Steps For both Discussions:
Please remember as we discussed in the zoom session, you are debating the DEBATE THIS prompt. You are going to write an introductory paragraph stating your position with 3 supporting paragraphs and then a conclusion. Feel free to incorporate the fact pattern I gave you as an example to help prove your point. But you do not necessarily have to answer the questions posed. I want to see reasoned analysis and critical thinking. There is no right or wrong answer. Feel free to use the internet for all supporting resources, cases, journal, articles, etc… Make sure that you cite your sources.
1. Debate This: Security Interests
Paul Barton owned a small property-management company, doing business as Brighton Homes. In October, Barton went on a spending spree. First, he bought a Bose surround-sound system for his home from KDM Electronics. The next day, he purchased a Wilderness Systems kayak from Outdoor Outfitters, and the day after that he bought a new Toyota 4-Runner financed through Bridgeport Auto. Two weeks later, Barton purchased six new iMac computers for his office, also from KDM Electronics. Barton bought all of these items under installment sales contracts. Six months later, Barton’s property-management business was failing. He could not make the payments due on any of these purchases and thus defaulted on the loans. Using the information presented in the chapter, answer the following questions.
- For which of Barton’s purchases (the surround-sound system, the kayak, the 4-Runner, and the six iMacs) would the creditor need to file a financing statement to perfect its security interest?
- Suppose that Barton’s contract for the office computers mentioned only the name, Brighton Homes. What would be the consequences if KDM Electronics filed a financing statement that listed only Brighton Homes as the debtor’s name?
- Which of these purchases would qualify as a PMSI in consumer goods?
- Suppose that after KDM Electronics repossesses the surround-sound system, it decides to keep the system rather than sell it. Can KDM do this under Article 9? Why or why not?
A financing statement that does not have the debtor’s exact name should still be effective because creditors should always be protected when debtors default
2. Debate This: Personal Bankruptcy
Three months ago, Janet Hart’s husband of twenty years died of cancer. Although he had medical insurance, he left Janet with outstanding medical bills of more than $50,000. Janet has worked at the local library for the past ten years, earning $1,500 per month. Since her husband’s death, Janet also has received $1,500 in Social Security benefits and $1,100 in life insurance proceeds every month, giving her a monthly income of $4,100. After she pays the mortgage payment of $1,500 and the amounts due on other debts each month, Janet barely has enough left over to buy groceries for her family (she has two teenage daughters at home). She decides to file for Chapter 7 bankruptcy, hoping for a fresh start. Using the information provided in the chapter, answer the following questions.

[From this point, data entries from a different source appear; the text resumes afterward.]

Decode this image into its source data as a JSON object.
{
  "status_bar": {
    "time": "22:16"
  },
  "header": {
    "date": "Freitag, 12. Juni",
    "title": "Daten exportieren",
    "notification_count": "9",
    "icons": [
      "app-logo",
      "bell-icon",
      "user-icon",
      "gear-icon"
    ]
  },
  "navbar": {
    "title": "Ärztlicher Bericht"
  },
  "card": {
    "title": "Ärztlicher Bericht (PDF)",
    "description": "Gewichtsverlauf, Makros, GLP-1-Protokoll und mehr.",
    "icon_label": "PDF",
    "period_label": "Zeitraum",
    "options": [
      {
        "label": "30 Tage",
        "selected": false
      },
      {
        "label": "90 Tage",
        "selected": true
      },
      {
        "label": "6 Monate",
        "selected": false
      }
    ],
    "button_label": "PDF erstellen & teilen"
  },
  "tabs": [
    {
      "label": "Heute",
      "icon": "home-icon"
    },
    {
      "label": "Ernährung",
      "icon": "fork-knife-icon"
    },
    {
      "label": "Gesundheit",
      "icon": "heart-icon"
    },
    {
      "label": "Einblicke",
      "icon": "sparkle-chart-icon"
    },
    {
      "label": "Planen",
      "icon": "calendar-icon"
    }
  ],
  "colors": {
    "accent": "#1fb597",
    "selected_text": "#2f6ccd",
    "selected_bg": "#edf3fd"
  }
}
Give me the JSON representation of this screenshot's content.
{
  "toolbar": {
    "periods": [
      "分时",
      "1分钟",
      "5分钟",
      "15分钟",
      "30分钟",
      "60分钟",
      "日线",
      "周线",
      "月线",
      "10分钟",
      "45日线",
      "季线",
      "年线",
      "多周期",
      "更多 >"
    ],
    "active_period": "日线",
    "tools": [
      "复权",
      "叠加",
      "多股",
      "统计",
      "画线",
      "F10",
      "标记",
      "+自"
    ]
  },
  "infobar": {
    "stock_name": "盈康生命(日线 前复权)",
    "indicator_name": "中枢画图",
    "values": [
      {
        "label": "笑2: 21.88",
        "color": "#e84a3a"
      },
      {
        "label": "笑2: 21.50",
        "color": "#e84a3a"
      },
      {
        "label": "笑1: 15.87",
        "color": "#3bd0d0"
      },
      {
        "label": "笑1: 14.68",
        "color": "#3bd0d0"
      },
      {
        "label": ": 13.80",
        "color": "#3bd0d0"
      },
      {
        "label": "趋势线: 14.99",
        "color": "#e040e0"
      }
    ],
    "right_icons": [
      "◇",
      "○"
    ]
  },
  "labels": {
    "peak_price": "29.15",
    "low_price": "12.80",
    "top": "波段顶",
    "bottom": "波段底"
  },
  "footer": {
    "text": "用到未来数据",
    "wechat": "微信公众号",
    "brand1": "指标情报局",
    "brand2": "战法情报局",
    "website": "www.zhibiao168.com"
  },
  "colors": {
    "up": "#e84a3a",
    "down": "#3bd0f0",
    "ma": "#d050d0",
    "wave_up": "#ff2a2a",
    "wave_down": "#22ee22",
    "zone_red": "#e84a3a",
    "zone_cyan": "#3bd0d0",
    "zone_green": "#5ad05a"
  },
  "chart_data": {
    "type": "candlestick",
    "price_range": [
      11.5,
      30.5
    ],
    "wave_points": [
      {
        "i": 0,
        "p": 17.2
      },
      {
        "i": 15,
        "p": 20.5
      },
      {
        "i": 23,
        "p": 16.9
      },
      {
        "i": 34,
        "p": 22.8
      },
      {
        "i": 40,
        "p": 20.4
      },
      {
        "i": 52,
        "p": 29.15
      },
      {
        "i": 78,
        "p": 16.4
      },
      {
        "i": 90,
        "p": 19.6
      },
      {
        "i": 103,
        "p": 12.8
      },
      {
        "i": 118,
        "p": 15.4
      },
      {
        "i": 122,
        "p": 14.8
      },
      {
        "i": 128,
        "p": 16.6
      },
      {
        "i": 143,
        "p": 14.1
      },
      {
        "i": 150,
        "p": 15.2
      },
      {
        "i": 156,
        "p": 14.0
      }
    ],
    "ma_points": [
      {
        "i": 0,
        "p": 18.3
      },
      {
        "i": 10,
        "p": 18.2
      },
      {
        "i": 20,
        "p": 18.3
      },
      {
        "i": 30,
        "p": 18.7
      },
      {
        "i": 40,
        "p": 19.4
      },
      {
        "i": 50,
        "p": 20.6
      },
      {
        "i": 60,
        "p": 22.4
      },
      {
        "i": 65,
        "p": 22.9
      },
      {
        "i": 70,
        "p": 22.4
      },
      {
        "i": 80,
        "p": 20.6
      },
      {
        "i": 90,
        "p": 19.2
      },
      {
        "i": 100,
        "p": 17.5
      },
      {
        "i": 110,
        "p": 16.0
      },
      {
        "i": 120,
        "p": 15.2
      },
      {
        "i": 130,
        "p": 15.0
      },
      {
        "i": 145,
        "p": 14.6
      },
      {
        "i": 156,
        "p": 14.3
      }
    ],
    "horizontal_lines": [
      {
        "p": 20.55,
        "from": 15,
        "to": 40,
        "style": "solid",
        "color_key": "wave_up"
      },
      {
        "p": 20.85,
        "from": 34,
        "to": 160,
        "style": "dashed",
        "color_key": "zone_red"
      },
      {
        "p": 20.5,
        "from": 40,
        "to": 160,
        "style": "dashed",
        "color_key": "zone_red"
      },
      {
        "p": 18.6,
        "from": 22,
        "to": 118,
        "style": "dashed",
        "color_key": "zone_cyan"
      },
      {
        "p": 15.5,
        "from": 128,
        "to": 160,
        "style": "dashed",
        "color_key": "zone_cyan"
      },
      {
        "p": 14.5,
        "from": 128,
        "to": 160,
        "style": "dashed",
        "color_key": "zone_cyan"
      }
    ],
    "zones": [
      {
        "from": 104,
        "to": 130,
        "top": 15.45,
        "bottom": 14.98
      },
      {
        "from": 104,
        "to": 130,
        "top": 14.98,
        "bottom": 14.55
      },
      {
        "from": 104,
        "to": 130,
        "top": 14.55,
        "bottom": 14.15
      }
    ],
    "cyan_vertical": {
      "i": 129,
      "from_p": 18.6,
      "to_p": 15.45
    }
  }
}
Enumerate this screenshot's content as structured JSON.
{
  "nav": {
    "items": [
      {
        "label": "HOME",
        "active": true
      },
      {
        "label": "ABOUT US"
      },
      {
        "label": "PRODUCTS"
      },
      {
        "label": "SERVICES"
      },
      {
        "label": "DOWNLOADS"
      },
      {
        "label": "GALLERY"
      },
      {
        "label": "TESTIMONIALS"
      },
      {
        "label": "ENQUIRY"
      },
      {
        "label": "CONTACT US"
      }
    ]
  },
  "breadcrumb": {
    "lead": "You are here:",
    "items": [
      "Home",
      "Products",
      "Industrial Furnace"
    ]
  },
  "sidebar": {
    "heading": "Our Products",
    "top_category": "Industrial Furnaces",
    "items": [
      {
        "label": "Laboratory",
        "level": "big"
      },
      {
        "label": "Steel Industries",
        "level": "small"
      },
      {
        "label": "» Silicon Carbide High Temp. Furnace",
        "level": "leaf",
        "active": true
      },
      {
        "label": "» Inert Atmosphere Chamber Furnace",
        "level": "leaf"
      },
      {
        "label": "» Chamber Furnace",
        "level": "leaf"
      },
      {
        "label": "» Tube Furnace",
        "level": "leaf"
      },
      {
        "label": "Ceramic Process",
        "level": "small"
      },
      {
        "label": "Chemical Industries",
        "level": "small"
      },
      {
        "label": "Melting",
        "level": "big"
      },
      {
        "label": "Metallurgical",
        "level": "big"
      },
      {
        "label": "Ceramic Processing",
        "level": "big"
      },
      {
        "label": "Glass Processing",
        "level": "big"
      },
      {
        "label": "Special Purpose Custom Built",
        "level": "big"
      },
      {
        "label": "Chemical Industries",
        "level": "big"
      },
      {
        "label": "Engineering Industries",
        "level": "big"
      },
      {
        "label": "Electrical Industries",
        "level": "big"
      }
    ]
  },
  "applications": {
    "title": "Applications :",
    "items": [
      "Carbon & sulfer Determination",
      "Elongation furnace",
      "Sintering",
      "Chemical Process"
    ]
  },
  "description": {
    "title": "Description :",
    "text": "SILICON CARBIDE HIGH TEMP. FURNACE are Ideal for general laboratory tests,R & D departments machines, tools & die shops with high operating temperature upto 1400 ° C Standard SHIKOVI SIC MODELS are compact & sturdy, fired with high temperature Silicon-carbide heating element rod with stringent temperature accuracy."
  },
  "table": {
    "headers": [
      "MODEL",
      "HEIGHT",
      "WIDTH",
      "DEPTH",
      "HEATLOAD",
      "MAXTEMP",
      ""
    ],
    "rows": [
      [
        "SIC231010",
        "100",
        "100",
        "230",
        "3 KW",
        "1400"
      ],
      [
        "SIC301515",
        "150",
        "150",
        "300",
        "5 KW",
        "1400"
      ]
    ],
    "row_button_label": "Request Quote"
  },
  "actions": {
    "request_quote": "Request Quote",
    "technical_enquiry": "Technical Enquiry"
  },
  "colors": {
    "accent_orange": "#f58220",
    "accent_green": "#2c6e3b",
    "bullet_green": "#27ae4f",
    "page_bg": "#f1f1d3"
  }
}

- Under the Bankruptcy Code after the reform act, what must Janet do before filing a petition for relief under Chapter 7?
- How much time does Janet have after filing the bankruptcy petition to submit the required sched-ules? What happens if Janet does not meet the deadline?
- Assume that Janet files a petition under Chapter 7. Further assume that the median family income in the state in which Janet lives is $49,300. What steps would a court take to determine whether Janet’s petition is presumed to be substantial abuse under the means test?
- Suppose the court determines that no presumption of substantial abuse applies in Janet’s case. Nevertheless, the court finds that Janet does have the ability to pay at least a portion of the medical bills out of her disposable income. What would the court likely order in that situation?
Rather than being allowed to file Chapter 7 bankruptcy petitions, individuals and couples should always be forced to make an effort to pay off their debts through Chapter 13.